L'Action sociale (p. 38-42).

X

ENCORE MYRIAM


caïus oppius à tullius


Mon idylle d’amour est bien finie ; et son dénouement qui me laisse une blessure au cœur, te paraîtra peut-être moins énigmatique, après l’autre récit qu’il me reste à te faire au sujet de Myriam.

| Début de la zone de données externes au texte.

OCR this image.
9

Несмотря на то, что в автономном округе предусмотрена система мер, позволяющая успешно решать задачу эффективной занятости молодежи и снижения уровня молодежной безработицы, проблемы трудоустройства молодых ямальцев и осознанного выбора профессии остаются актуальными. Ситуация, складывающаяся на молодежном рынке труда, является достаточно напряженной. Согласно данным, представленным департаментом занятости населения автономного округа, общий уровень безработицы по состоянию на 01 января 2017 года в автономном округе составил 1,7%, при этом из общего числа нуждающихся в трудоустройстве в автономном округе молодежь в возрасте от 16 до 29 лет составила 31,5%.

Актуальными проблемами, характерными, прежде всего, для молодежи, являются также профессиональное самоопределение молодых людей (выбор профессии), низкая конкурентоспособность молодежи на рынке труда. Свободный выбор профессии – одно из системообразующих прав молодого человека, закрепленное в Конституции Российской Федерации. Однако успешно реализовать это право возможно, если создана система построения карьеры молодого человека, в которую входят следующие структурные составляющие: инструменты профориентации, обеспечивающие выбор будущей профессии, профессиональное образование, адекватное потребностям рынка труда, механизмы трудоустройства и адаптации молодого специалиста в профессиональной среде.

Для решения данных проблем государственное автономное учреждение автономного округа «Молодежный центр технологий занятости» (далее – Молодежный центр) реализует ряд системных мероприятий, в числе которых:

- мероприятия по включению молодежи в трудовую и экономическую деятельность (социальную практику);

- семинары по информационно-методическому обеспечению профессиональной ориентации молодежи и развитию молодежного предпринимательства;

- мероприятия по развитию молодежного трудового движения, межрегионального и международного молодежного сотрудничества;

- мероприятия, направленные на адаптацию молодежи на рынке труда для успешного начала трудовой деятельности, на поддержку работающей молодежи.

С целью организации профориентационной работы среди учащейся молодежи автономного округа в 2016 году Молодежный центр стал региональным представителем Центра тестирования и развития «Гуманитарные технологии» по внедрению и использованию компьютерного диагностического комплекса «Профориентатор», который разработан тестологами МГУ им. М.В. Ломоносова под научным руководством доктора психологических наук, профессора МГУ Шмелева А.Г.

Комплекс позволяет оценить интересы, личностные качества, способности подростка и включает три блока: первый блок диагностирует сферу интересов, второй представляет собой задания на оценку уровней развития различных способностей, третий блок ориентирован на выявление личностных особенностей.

— Il y a ici au premier rang de la société Juive, un pharisien riche, nommé Simon. Or, Jésus de Nazareth est venu à Magdala, il y a quelques jours. Simon, qui l’avait rencontré et entendu à la Synagogue lui a donné un banquet, et, comme commandant de la garnison, j’ai été invité. J’étais là, quand le Prophète entra, et fut reçu par Simon avec la politesse froide et orgueilleuse qui distingue les pharisiens. Selon les usages du pays, quand un personnage important reçoit un hôte illustre sous son toit, ses serviteurs s’empressent autour de lui pour lui laver les pieds, et lui parfumer la barbe et les cheveux.

Simon n’observa pas ce cérémonial à l’égard de Jésus. Tout en se montrant son ami, il garda le morgue du pharisien, et ne reconnut pas la supériorité de son hôte.

Le Prophète ne parut pas s’en apercevoir. Il fut bon, condescendant, aimable, bienveillant pour tous, et il prit à table la place que Simon lui assigna. Plusieurs de ses disciples étaient avec lui.

Le dîner venait de commencer, lorsque je vis entrer dans la salle, une femme vêtue de noir et voilée. Sa taille, sa démarche, son attitude me rappelèrent immédiatement Myriam ; et quand prosternée aux pieds de Jésus, elle releva son voile pour ouvrir un vase de parfum et le répandre sur les pieds du Prophète, je la reconnus ; c’était bien elle.

Tu sais que les Orientaux mangent comme les Romains, couchés sur le côté gauche autour de la table, les pieds en dehors. Myriam s’était mise à genoux sur le parquet, courbée sur les pieds du Prophète, et elle les arrosait de ses larmes. Puis elle les oignit d’un parfum de grand prix qui embauma toute la salle ; et déroulant son opulente chevelure, elle les essuya de ses cheveux. Le Prophète ne semblait pas s’en apercevoir ; mais nous étions tous dans la stupéfaction, et notre hôte surtout, était tout scandalisé.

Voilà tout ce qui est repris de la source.